China's first trust law, adopted by the National People's Congress, the country's top legislature, in April, 2002, took effect on October 1 that year.

The law, which covers the rights and duties of trustors and trustees, has led to a series of changes in China's trust businesses.

But the laws and regulations governing China's trust industry are still insufficient, Hayton said.

Britain, for example, has concrete, detailed protection rules, and courts often play a very important role in rendering remedies, he said.

Chinese rules, he continued, are simple in comparison.

Twenty years ago, China's reform and opening policy led to a prosperous era, when about 1,000 trust companies mushroomed in the country.

However, the absence of relevant legislation and/or guidelines led to numerous problematic cases, such as Guangdong International Trust and Investment Corp.

In 1998, the company, due to irregularities and poor management decisions, was China's largest State-owned enterprise to go belly up. It lost close to US$2 billion.

A series of default-payment scandals and irregularities forced Chinese authorities to shake up the industry five times.
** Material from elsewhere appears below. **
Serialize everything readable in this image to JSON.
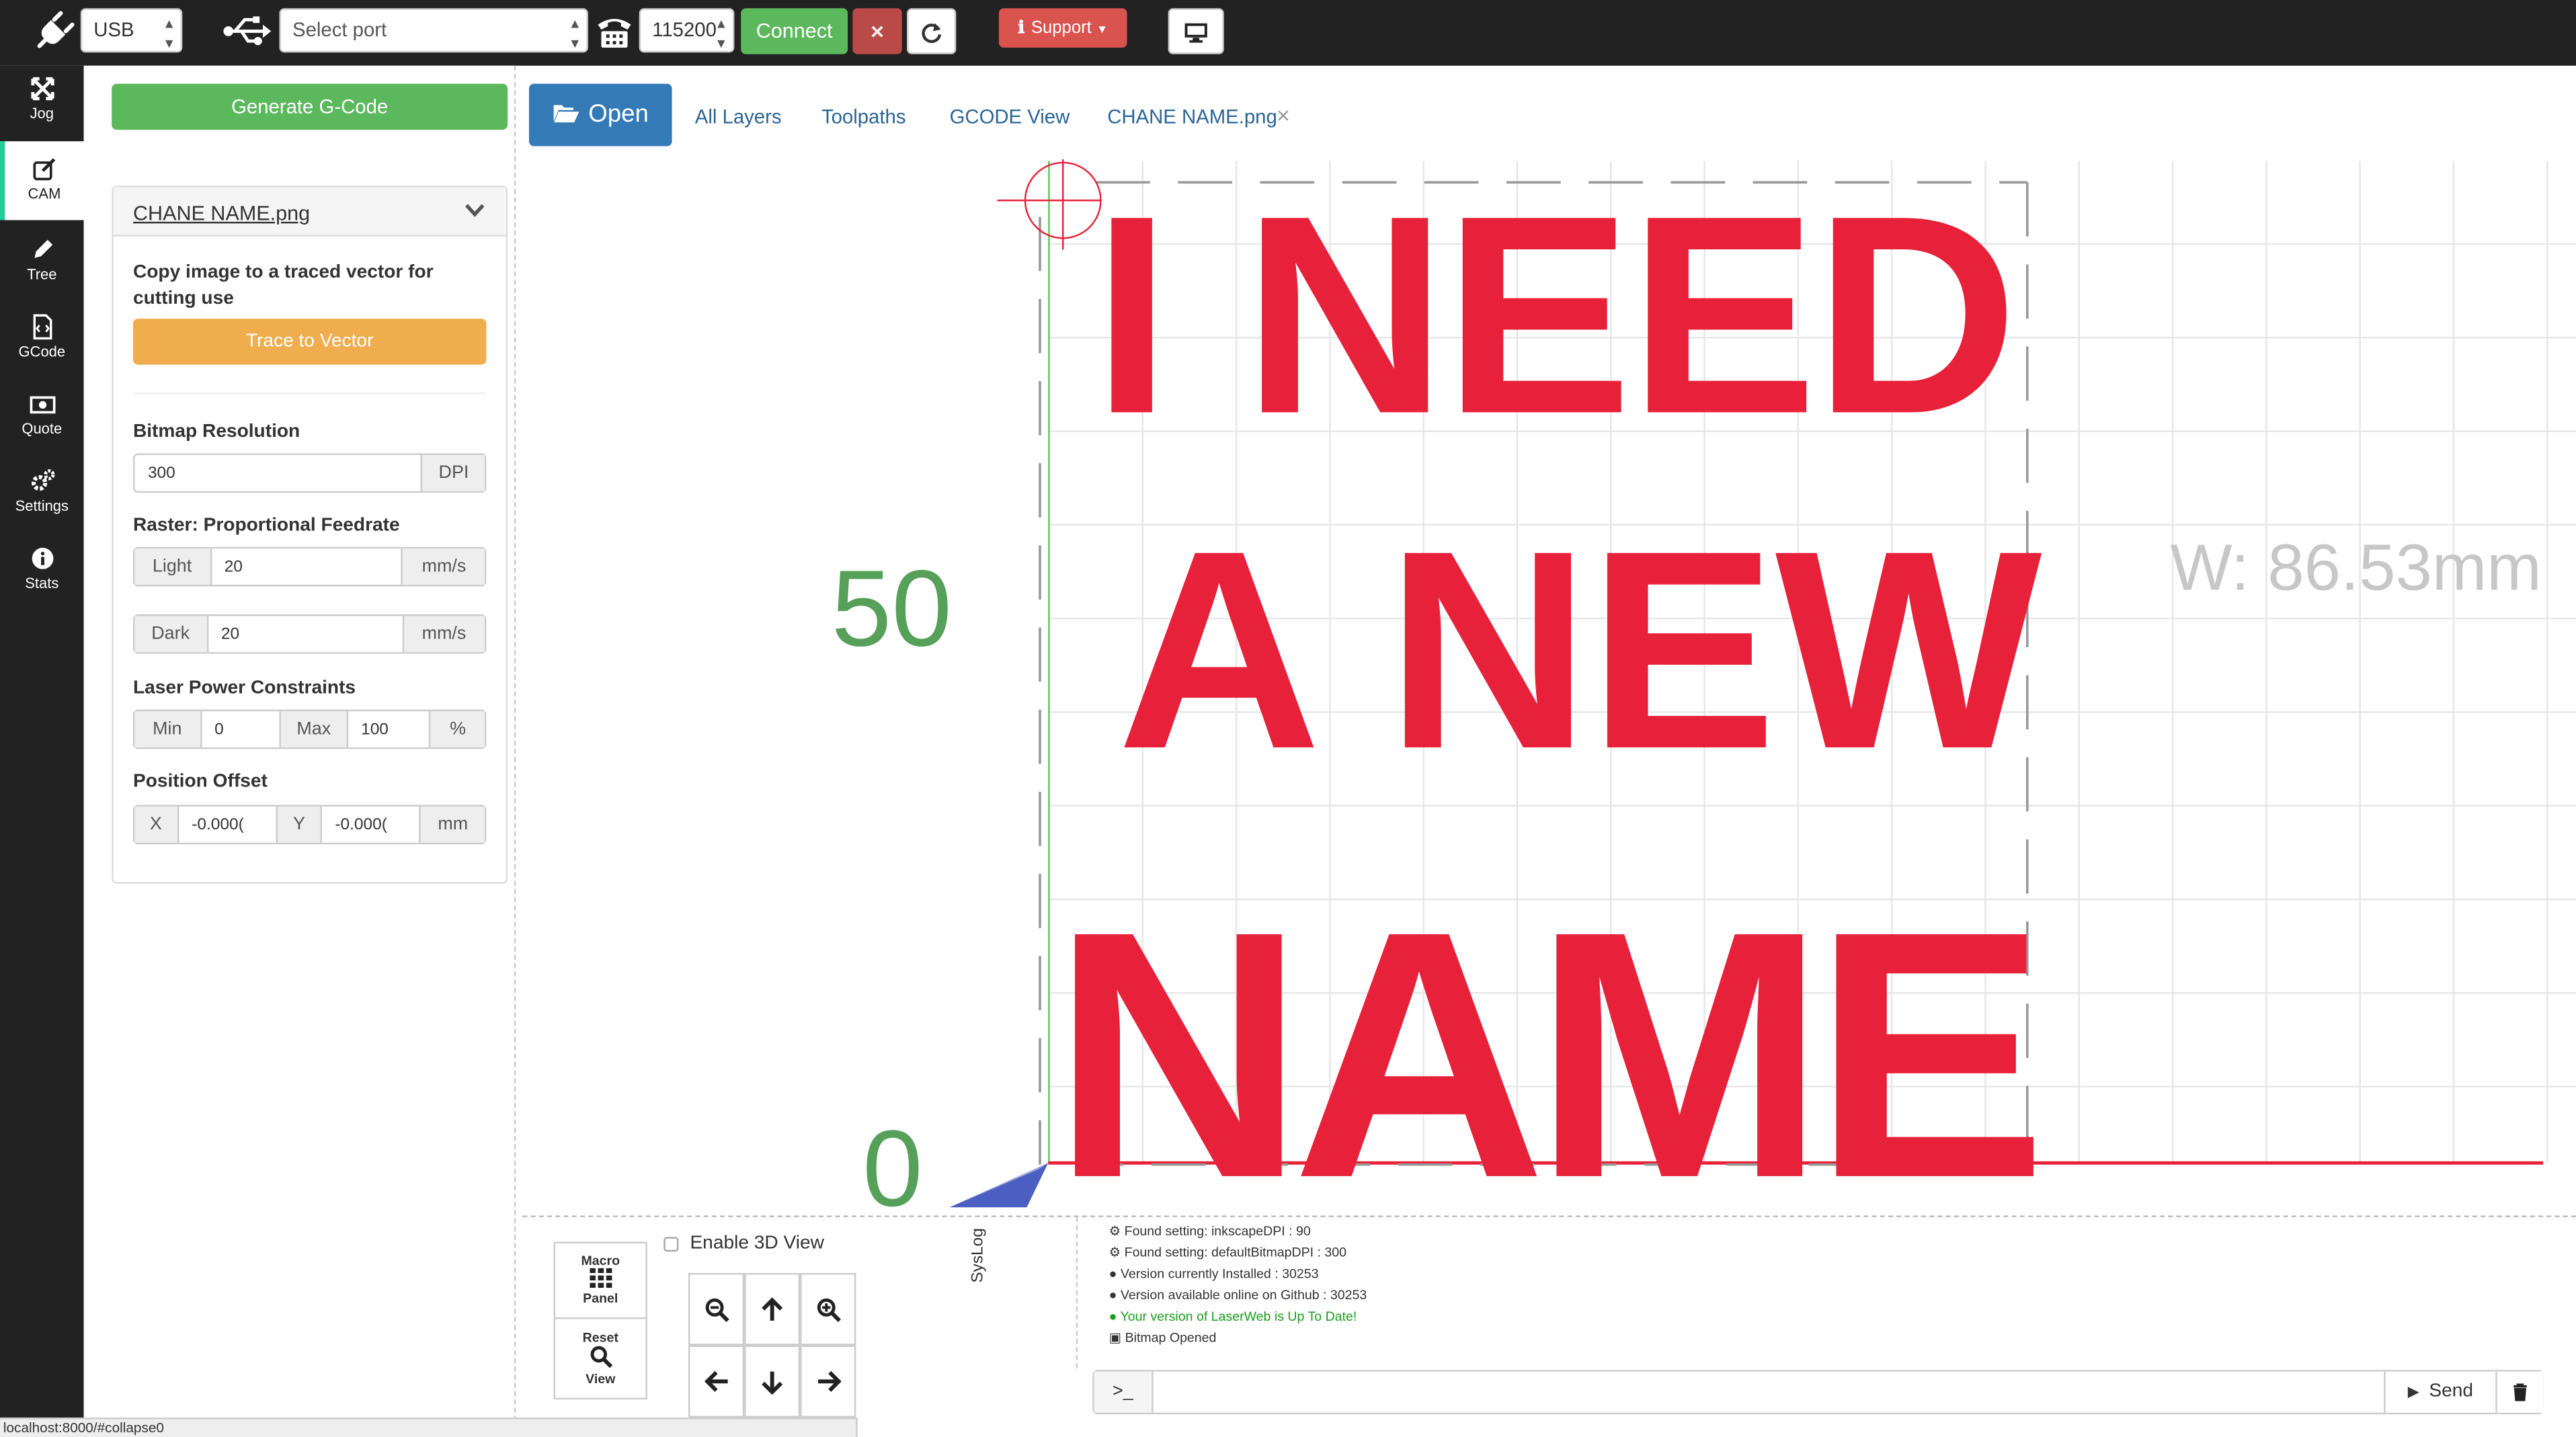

Now, about 50 companies still operate, but many were closed.

The alarm was sounded again in the industry two months ago when Jinxin Trust and Investment Co defaulted on the repayment of a trust product.

Jinxin, which is based in Northwest China's Xinjiang Uygur Autonomous Region, was unable to repay investors after the trust had matured.

Although that was a rare example, it stressed again that risk concerns must weigh heavily on regulators' minds, even though step-by-step innovation is encouraged.

Matthews said Britain's mature trust market has benefited greatly from its 600-plus-year history.

Apart from rigid rules and regulations, a rich trust culture plays an important role in nurturing the market.

"Your grannie can make delicious cakes, but she may not be able to pronounce a recipe. It's the same with the trust industry," Matthews said.

"There are always unwritten rules and professionals and lawyers need their experiences to judge various cases."